皆が士気を上げた攻略会議の際もやはり冷めた頭で聞いており、感情を表したのは解らない単語を聞いたり、最後の戦いに全力を尽くせないのが不満であっただけで、アイテム分配に陣形の話など頭に入れておらず、潰走するのだから如何でもいいものだ、と聞き流していたのだから。
だからせめて明日の決戦の日である、日曜を迎える前に……最後にもう一度だけ、お風呂でのんびり手足を伸ばしたい、そう願ったから大きく道から逸れたとしても湯船へ浸かる事を譲らなかった。

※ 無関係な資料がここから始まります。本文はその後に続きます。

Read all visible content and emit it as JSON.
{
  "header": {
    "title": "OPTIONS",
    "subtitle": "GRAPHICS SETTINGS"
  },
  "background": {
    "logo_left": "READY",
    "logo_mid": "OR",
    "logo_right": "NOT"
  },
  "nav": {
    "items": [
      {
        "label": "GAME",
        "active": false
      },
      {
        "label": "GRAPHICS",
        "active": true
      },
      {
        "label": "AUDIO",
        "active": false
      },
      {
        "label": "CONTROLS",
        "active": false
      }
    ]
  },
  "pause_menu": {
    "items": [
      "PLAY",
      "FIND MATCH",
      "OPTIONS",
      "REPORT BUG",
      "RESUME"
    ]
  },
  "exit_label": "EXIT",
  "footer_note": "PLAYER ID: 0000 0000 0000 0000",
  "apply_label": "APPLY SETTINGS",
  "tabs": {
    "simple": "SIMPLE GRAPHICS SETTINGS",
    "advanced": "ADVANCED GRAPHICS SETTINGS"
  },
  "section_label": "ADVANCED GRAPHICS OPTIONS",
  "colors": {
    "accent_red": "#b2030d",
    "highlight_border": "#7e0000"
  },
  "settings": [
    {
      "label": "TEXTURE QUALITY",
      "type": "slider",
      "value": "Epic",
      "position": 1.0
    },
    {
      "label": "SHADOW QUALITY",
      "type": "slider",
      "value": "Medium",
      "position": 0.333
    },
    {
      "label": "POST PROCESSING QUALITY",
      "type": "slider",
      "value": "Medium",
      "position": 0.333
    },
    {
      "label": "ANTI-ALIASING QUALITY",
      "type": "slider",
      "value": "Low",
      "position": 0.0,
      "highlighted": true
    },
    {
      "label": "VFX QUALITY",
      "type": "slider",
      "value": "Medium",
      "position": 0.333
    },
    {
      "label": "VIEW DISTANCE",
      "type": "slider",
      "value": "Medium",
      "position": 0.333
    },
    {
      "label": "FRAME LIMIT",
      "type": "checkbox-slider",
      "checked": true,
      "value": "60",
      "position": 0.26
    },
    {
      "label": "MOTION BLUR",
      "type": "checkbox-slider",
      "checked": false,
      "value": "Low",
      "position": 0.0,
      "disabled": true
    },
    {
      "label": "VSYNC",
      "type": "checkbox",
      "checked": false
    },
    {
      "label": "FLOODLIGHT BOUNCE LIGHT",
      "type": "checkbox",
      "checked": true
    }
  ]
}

これでもう思い残すことは無いと、アスナは軽く拳を握る。
“ 『どうせみんな死ぬ、何処でどう死ぬか早いか遅いかの違い』ってんなら……せめて百層までぶち抜いて、生還した先で好きんなった奴とくっ付いて、ガキに看取られて死のうや。な? ”
「っ!?」
―――その時不意に脳裏に響いてきたのは、グザがあの時言い放ったその言葉だった。
すぐに打ち消そうと頭を揺するも、彼女の心内とは反対に、彼の台詞に付いて思考してしまう。
現実でのアスナは、ある意味で束縛されていた生活を送っていた。
今に至るまで、両親が用意した道の上を、惑うこと無く進んでいたからだ。
もちろん、別の道へ進む事も出来たのであろうが……両親からの期待、そして彼等から送られる優しさ、それを裏切ることが出来なかった。
裏切られた際の父の、母の反応を、見たくは無かった。
幼稚園から現在の高校に至るまで、親が決めた施設へと迷い無く進もうとし、入ってからも成績上位に位置するよう勉学に励み、そして大学も結婚も就職も―――これからもずっと親の敷いたレールを走る、そんな人生となる筈だったのだ。
そんな彼女だからこそ……普通の年頃の少女の様に、誰が好きなのか〜といったガールズトークなど、トンと縁の無い場で生活してきた彼女だからこそ、グザの言った『好きな人とくっ付いて』と言う言葉を、頭から離せずに居るのだろうか。
それとも……味わう事も無く、感じる事も無く、過ぎ去るのが許せないのか。
(分からない……好きになる、ってどういう事なの……恋をするって……どういう事なの?)
そこまで言って漸く何の関係もない事を、自身の頭の内に止め続けている事に気が付き、強く頭を振って如何にか取り払った。
しかしながら心の内に生まれたモヤモヤは、小さく残って完璧には晴れず、せめてより足掻き食らいつき、HPを1oでも多く削れるようにと、剣でも振って心を落ち着かせる為に装備フィギュア画面を出して、持っている全ての武装を装着する。